2. The remnant would take root and increase. The land had been deplorably thinned by invasion and captivity. Had the process gone on much longer, Judah would have disappeared, as Israel had done. A remnant, however, would be saved, and this, taking root downward, and bearing fruit upward, would by God's blessing so multiply and strengthen as speedily to renew the population.

3. God's zeal engaged for the fulfillment of his promises. They were great things which God had promised, but the "zeal" of the Lord of hosts—his jealousy for his own honor, and for his people and his land—would perform it. When God's "zeal" is engaged in any undertaking, can we doubt that it will prosper? "If God be for us, who can be against us?" (Romans 8:39). God's zeal is engaged in giving effect to all efforts for the extension of his gospel, the salvation of men, and the triumph of righteousness in the world.
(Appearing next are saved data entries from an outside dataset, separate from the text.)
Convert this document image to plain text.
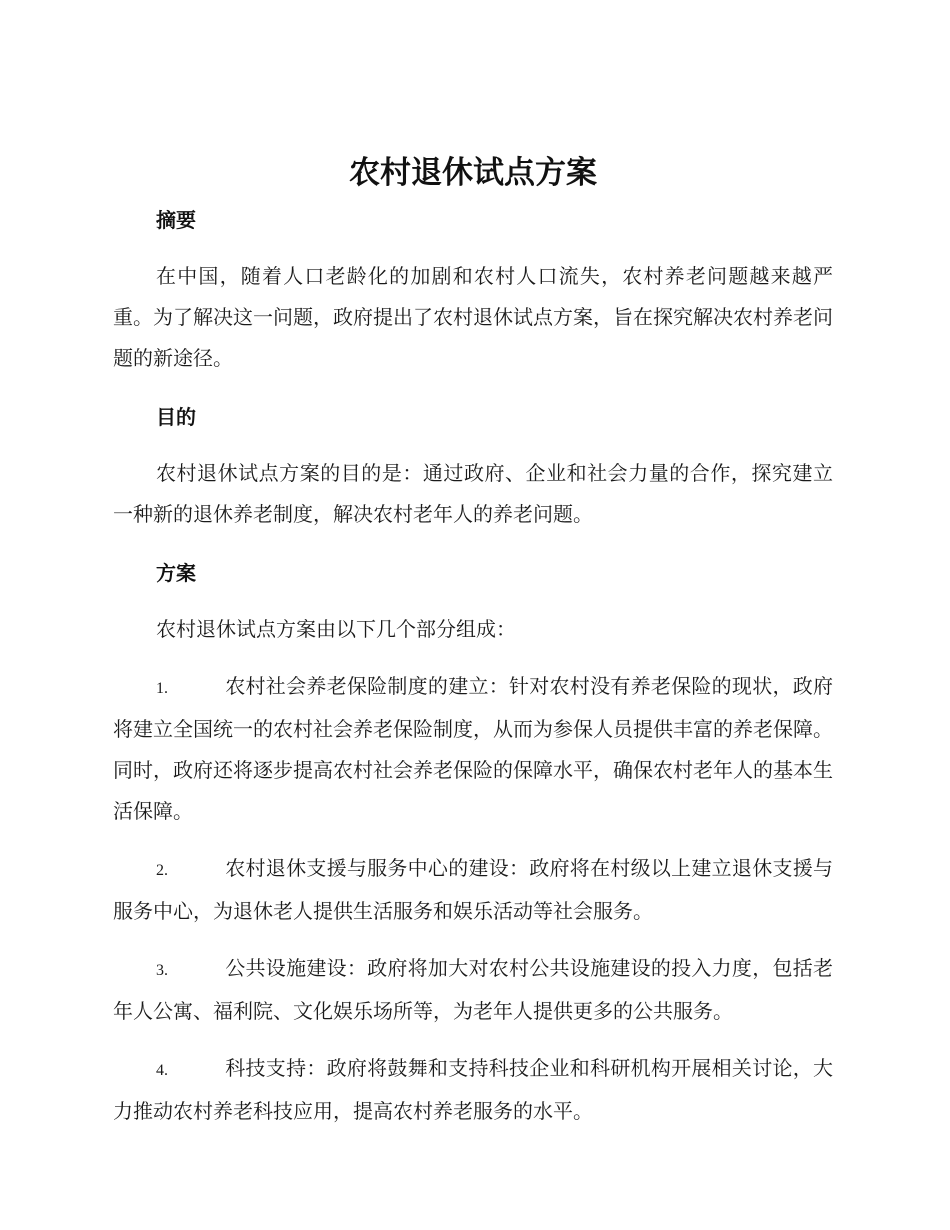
农村退休试点方案
摘要

在中国，随着人口老龄化的加剧和农村人口流失，农村养老问题越来越严重。为了解决这一问题，政府提出了农村退休试点方案，旨在探究解决农村养老问题的新途径。

目的

农村退休试点方案的目的是：通过政府、企业和社会力量的合作，探究建立一种新的退休养老制度，解决农村老年人的养老问题。

方案

农村退休试点方案由以下几个部分组成：

1.	农村社会养老保险制度的建立：针对农村没有养老保险的现状，政府将建立全国统一的农村社会养老保险制度，从而为参保人员提供丰富的养老保障。同时，政府还将逐步提高农村社会养老保险的保障水平，确保农村老年人的基本生活保障。

2.	农村退休支援与服务中心的建设：政府将在村级以上建立退休支援与服务中心，为退休老人提供生活服务和娱乐活动等社会服务。

3.	公共设施建设：政府将加大对农村公共设施建设的投入力度，包括老年人公寓、福利院、文化娱乐场所等，为老年人提供更多的公共服务。

4.	科技支持：政府将鼓舞和支持科技企业和科研机构开展相关讨论，大力推动农村养老科技应用，提高农村养老服务的水平。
V. THE SAFETY OF THE CITY. Finally, a definite assurance is given that, let Sennacherib rage as he may, the city would not be harmed. He should neither come into it, nor shoot an arrow into it, nor come before it with shield, nor cast a bank against it, as once before he had done. Instead, he would return by the way he came. This God would do

2 Kings 19:35-37

The mighty deliverance.

God's word was not long in being fulfilled. That very night the angel of the Lord smote a hundred and eighty-five thousand of the host of the Assyrians. In few words—for the end is as good as reached with Isaiah's oracle—the sacred narrator sums up the facts of the catastrophe.

I. THE DESTRUCTION OF SENNACHERIB'S ARMY.

1. Its historic truth. On all hands, though Sennacherib's own annals pass over the event in silence, this seems to be admitted. "Thus," says Wellhausen, "it proved in the issue. By a still unexplained catastrophe, the main army of Sennacherib was annihilated on the frontier between Egypt and Palestine, and Jerusalem thereby freed from all danger. The Assyrian king had to save himself by a hurried retreat to Nineveh; Isaiah was triumphant."

2. Its miraculous character. Granting that the event happened, it seems impossible, in view of Isaiah's distinct prediction, to deny its supernatural character. God's hand is almost seen visibly stretched out for the deliverance of his city, and the bringing low of Sennacherib's pride. Allow that the sweeping off of this great army was in any way connected with Isaiah's faith, hope, and prayers, and a supernatural government of the world is established.

3. Its spiritual lessons.

II. THE END OF SENNACHERIB.

2 Kings 19:1

The great king's retreat. At this point "the great king," the King of Assyria, his boasting effectually silenced, disappears forever from Jewish history. He "departed, and went and returned, and dwelt in Nineveh." No more is heard of his exploits in these pages.

2 Kings 19:2

His miserable end. His end was a fitting satire on his boasts. Two of his own sons, Adrammelech and Sharezer, conspired against him, and slew him while he was worshipping in the house of his god. This is the god to whose power, it may be presumed, he attributed all his conquests. Poor god! that could not save his own worshipper. Sic transit gloria mundi. The sons who slew him could not keep the throne, which was taken by Esarhaddon.—J.O.